I will place you in a small hotel where they will not ask too many questions, then we will visit the Italian Ship line. They will wire your mother who is still in Genoa, and who has enough dollars to pay for those tickets to Pireus"

My mother who left a week before me, also visited the Levys and they contacted through some channels my Father, who send her the money. I needed $60 to save two lives. $60 were there. My Mother paid it into the Line and they gave me a receipt for it. With that in hand we should be able to get into Italy, contact the French consulate and volunteer for the Army.

On the train again. This time, near Christmas, the train was full of Italians who were returning home for the Holidays. Finally the border. Again a German comes in "Your papers,please". We were told by Mr. Levy not to tell the Italians that we are Jewish. Wladek’s name was Goldman. The German turns to him " are you Jewish" he says no.

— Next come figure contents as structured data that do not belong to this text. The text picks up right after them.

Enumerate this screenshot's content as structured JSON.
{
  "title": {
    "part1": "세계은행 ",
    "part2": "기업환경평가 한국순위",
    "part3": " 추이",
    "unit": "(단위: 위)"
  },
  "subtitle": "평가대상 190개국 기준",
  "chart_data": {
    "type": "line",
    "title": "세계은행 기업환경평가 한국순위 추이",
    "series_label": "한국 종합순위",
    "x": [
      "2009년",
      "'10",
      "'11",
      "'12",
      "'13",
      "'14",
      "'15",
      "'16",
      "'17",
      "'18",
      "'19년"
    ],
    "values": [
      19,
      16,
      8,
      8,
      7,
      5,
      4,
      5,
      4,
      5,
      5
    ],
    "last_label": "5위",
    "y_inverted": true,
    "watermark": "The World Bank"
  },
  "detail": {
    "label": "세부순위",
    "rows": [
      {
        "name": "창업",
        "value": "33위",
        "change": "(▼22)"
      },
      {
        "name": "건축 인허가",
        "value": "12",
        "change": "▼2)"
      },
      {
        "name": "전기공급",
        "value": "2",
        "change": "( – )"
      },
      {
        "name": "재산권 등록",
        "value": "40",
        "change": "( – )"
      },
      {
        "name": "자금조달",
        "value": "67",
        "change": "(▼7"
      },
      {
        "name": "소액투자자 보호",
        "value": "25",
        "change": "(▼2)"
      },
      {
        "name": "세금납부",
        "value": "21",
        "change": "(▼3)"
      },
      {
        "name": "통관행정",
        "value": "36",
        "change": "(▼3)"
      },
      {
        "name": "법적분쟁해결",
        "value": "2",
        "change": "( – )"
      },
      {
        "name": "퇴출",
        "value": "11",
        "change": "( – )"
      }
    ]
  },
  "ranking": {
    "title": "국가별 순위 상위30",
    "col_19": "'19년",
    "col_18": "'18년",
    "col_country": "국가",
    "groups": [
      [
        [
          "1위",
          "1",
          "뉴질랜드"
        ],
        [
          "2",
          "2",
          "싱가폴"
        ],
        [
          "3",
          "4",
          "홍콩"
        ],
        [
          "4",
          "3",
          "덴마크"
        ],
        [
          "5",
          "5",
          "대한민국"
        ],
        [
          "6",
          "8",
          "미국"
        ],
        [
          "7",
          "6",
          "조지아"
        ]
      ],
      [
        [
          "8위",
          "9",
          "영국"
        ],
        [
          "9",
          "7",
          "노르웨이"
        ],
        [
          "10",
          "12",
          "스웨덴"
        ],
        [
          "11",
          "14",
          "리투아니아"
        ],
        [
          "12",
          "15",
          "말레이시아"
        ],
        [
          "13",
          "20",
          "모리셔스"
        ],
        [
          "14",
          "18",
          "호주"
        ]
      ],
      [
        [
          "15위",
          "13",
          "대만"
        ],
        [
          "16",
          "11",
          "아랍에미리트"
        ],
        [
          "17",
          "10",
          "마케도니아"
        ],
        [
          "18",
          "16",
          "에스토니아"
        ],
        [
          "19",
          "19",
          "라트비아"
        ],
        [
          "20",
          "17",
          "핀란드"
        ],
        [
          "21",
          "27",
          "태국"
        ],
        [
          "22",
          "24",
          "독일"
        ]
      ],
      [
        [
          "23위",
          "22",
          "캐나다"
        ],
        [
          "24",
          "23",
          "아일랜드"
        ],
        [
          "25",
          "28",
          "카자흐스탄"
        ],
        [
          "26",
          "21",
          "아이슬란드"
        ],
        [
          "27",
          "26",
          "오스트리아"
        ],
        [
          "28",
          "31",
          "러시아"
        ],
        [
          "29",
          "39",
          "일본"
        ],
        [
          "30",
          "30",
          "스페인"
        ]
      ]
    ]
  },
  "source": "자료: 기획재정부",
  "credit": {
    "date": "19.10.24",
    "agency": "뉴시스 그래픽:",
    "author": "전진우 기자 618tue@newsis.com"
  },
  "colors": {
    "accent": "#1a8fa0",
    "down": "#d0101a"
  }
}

Raus,(get out) shouts the German.

He takes us off the train and leads us to a small station office. Now the interrogation. Where are you going, why, why did you say you are not Jewish, we seem to be in hot water.

In the dark, in one corner sits a man in a rain coat, his hat down on his eyes, a regular James Bond. He turns to us: " Do you have tickets to go to Pireus" Of course, I say,proudly brandishing the precious receipt for $60, " well, he laughs, let them go, the Italians are not going to let them in, they’ll be back here tomorrow".

The train already starts rolling as we run for it. In few minutes we are out of the German hands. I say to Wladek,listen if anything happens and they make trouble we jump the train.

Well nothing happened, we arrive at Trieste still alive, sent a wire to my Dad and a week later we are again on the train to France.